If you hit a hard blocker (the verification email never arrives, the OAuth popup is blank), capture it, write down what you tried, and route around it so you can finish the walk. A complete pass with one blocker is more useful than a half pass.
Do a second pass for the things you missed
Now go back to the start in another incognito window and walk it again, faster. You will notice things the first pass hid: the tab title is still "Untitled", the favicon is the framework default, the welcome email arrived from a no-reply address with no sender name, the success screen has no clear next action. Capture each one. Two passes catches roughly twice as much as one and still fits inside your hour.
If mobile matters, do a third pass on a phone-width window. Onboarding bugs hide in viewport widths between 360 and 414 pixels: cut-off buttons, sticky footers that cover the submit, keyboards that hide the field you are typing in.
Publish, then send the right format to the right person
Hit Publish. The review gets a short public URL at /r/<slug>. Anyone with the link can read it, and they can comment on individual items without an account. That is what you send to the PM and the designer. For a formal stakeholder review, export the PDF or Word doc instead; same content, neater wrapper.

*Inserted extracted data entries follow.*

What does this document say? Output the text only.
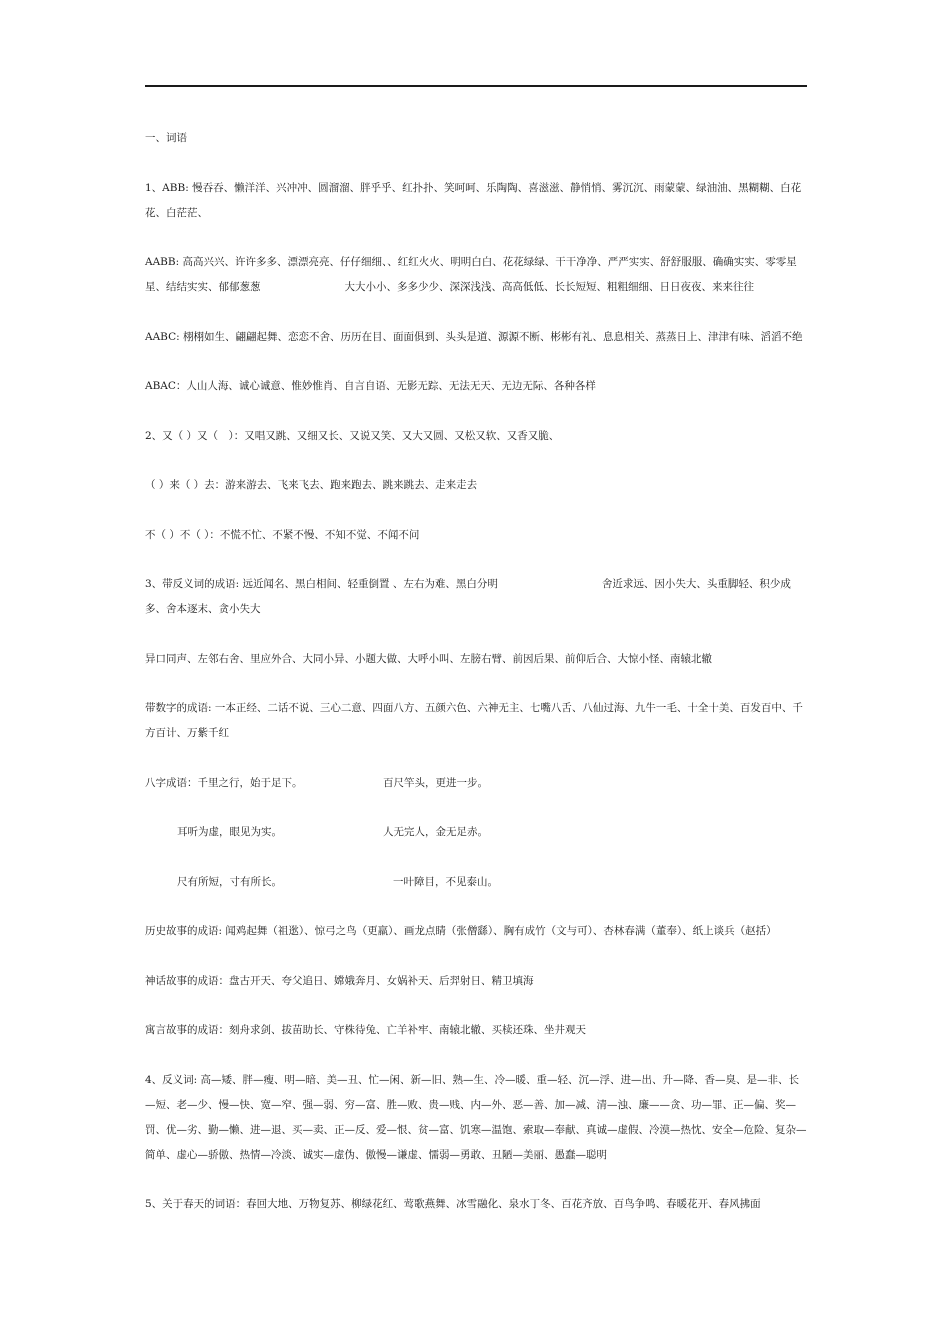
一、词语

1、ABB: 慢吞吞、懒洋洋、兴冲冲、圆溜溜、胖乎乎、红扑扑、笑呵呵、乐陶陶、喜滋滋、静悄悄、雾沉沉、雨蒙蒙、绿油油、黑糊糊、白花花、白茫茫、

AABB: 高高兴兴、许许多多、漂漂亮亮、仔仔细细、、红红火火、明明白白、花花绿绿、干干净净、严严实实、舒舒服服、确确实实、零零星星、结结实实、郁郁葱葱	大大小小、多多少少、深深浅浅、高高低低、长长短短、粗粗细细、日日夜夜、来来往往

AABC: 栩栩如生、翩翩起舞、恋恋不舍、历历在目、面面俱到、头头是道、源源不断、彬彬有礼、息息相关、蒸蒸日上、津津有味、滔滔不绝

ABAC：人山人海、诚心诚意、惟妙惟肖、自言自语、无影无踪、无法无天、无边无际、各种各样

2、又（ ）又（　）：又唱又跳、又细又长、又说又笑、又大又圆、又松又软、又香又脆、

（ ）来（ ）去：游来游去、飞来飞去、跑来跑去、跳来跳去、走来走去

不（ ）不（ ）：不慌不忙、不紧不慢、不知不觉、不闻不问

3、带反义词的成语: 远近闻名、黑白相间、轻重倒置 、左右为难、黑白分明	舍近求远、因小失大、头重脚轻、积少成多、舍本逐末、贪小失大

异口同声、左邻右舍、里应外合、大同小异、小题大做、大呼小叫、左膀右臂、前因后果、前仰后合、大惊小怪、南辕北辙

带数字的成语: 一本正经、二话不说、三心二意、四面八方、五颜六色、六神无主、七嘴八舌、八仙过海、九牛一毛、十全十美、百发百中、千方百计、万紫千红

八字成语：千里之行，始于足下。	百尺竿头，更进一步。
耳听为虚，眼见为实。	人无完人，金无足赤。
尺有所短，寸有所长。	一叶障目，不见泰山。

历史故事的成语: 闻鸡起舞（祖逖）、惊弓之鸟（更羸）、画龙点睛（张僧繇）、胸有成竹（文与可）、杏林春满（董奉）、纸上谈兵（赵括）

神话故事的成语：盘古开天、夸父追日、嫦娥奔月、女娲补天、后羿射日、精卫填海

寓言故事的成语：刻舟求剑、拔苗助长、守株待兔、亡羊补牢、南辕北辙、买椟还珠、坐井观天

4、反义词: 高—矮、胖—瘦、明—暗、美—丑、忙—闲、新—旧、熟—生、冷—暖、重—轻、沉—浮、进—出、升—降、香—臭、是—非、长—短、老—少、慢—快、宽—窄、强—弱、穷—富、胜—败、贵—贱、内—外、恶—善、加—减、清—浊、廉——贪、功—罪、正—偏、奖—罚、优—劣、勤—懒、进—退、买—卖、正—反、爱—恨、贫—富、饥寒—温饱、索取—奉献、真诚—虚假、冷漠—热忱、安全—危险、复杂—简单、虚心—骄傲、热情—冷淡、诚实—虚伪、傲慢—谦虚、懦弱—勇敢、丑陋—美丽、愚蠢—聪明

5、关于春天的词语：春回大地、万物复苏、柳绿花红、莺歌燕舞、冰雪融化、泉水丁冬、百花齐放、百鸟争鸣、春暖花开、春风拂面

If a developer or AI coding agent is going to action the report, grab the markdown version at /r/<slug>/markdown. It is the same review as plain text an agent can read cleanly, which is the practical difference between feedback that gets fixed and feedback that gets watched. The patterns for that handoff are covered in the guide on markdown bug reports and in how to give feedback to an AI coding agent.
One link, three formats, no one has to learn a tool. That is the whole point of the onboarding feedback workflow: you walked the flow, captured the friction in order, and handed over something a human or an agent can act on the same day.
What to do when comments come back
Watch the review's analytics page to see who actually opened it (visit counts, rough geography). When the team posts comments on individual items asking for clarification, answer them inline and mark each one resolved as it is addressed. The review becomes the running record of what changed before launch, which is more useful than a Slack thread that scrolled away on Tuesday.
If this is a client-facing signup, the same approach works for client feedback rounds; if you are reviewing a build that is not live yet, see running a staging review before launch. Same tool, same workflow, different stakeholders.
Block the hour. Walk the flow. Hit Publish. Send the link.